Figure 1: Common risks and barriers to understanding pension plans
| Risks | Barriers | Outcomes |
|---|---|---|
| One-size-fits-all messaging | Different needs, decisions, and deadlines across audiences | Low engagement and missed decision deadlines |
| Overly technical or legal language | Limited financial knowledge or varying levels of retirement readiness | Confusion and poor or uninformed decisions |
| Information overload at key decision points | Difficulty understanding the de-risking process and benefit payment options within short time frames | Decision paralysis and delayed action |
| Overreliance on print communications | Different communication preferences and accessibility needs | Ignored communications and low engagement |
| English-only communications | Multilingual participant base | Language barriers and inequitable outcomes |
To successfully communicate a pension de-risking, lead with the essentials
Every communication should answer four questions up front:
- What is happening?
- Why is it happening?
- How does it affect my benefit?
- What do I need to do next, and by when?
Use plain language and define pension terms on first reference. If action is required, clearly explain what participants need to do, how to complete and submit paperwork, the deadline, and where to get help.
For example, instead of saying, “Your accrued benefit will be distributed through an irrevocable annuity contract,“ say, “Your monthly pension will be paid by an insurance company instead of the pension plan, but the amount of your benefit will not change.”
Use multiple communication channels to reinforce understanding among pension plan participants
Participants rarely absorb complex benefit information in a single touchpoint, so key messages should be repeated consistently across channels. Use a mix of communication channels to reflect different audience situations, preferences, and needs. This includes direct mail and email for required notices, forms, reminders, and confirmations. Support those communications with a dedicated website or portal, short videos or webinars, and in-person or virtual meetings for more direct engagement. Prepare FAQs, call center scripts, and HR resources in advance so participants receive consistent, accurate information at every touchpoint.

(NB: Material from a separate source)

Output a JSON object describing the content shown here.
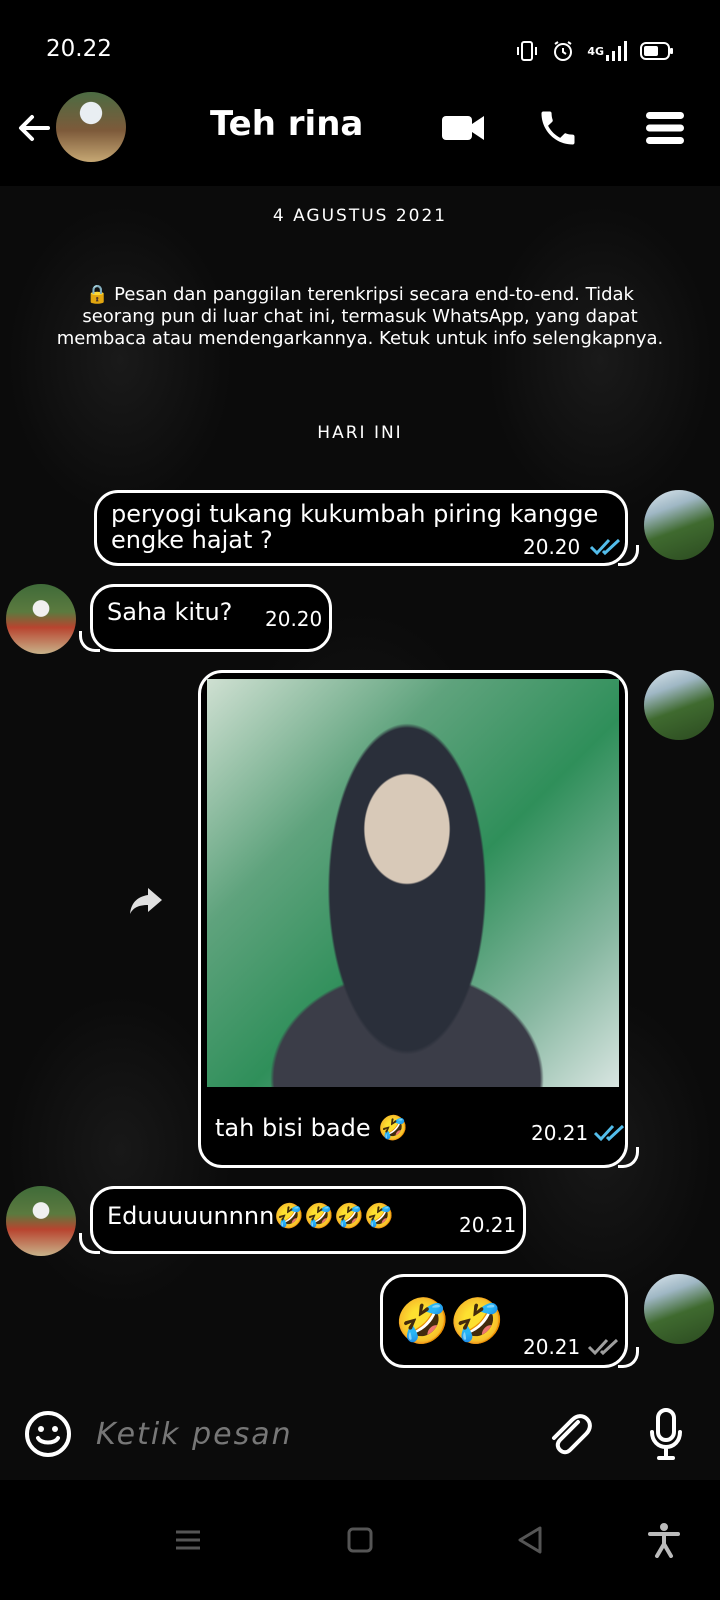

5 pension de-risking communication essentials
- Clear ownership, timing, and messaging
- Audience-specific messaging and segmentation
- Plain language with a clear call to action and deadlines
- Multimedia mix with consistent reinforcement
- Ongoing measurement and adjustment
Measure the success of your pension de-risking messaging
Communication success should be measured like any other part of the de-risking strategy. Track metrics such as returned mail, email opens, website traffic, webinar attendance, and call volume. Monitor election rates, completed forms, missed deadlines, and follow-up needs. Also review common participant questions, concerns, and requests for language or accessibility support. These help identify confusion early so you can adjust messaging in real time. Measuring communication effectiveness reduces risk, improves participant experience, and supports clearer, more timely participant action.
Treat pension de-risking communication as a risk control
In pension de-risking, participant communication counts as much as the plan sponsor’s financial decision. When plan sponsors apply the same discipline to communication as they do to the financial strategy, participants are more likely to understand their options, make the right decision, and take action. The result is a smoother transition and administration, a better participant experience, fewer questions, stronger election rates, and outcomes that support de-risking objectives.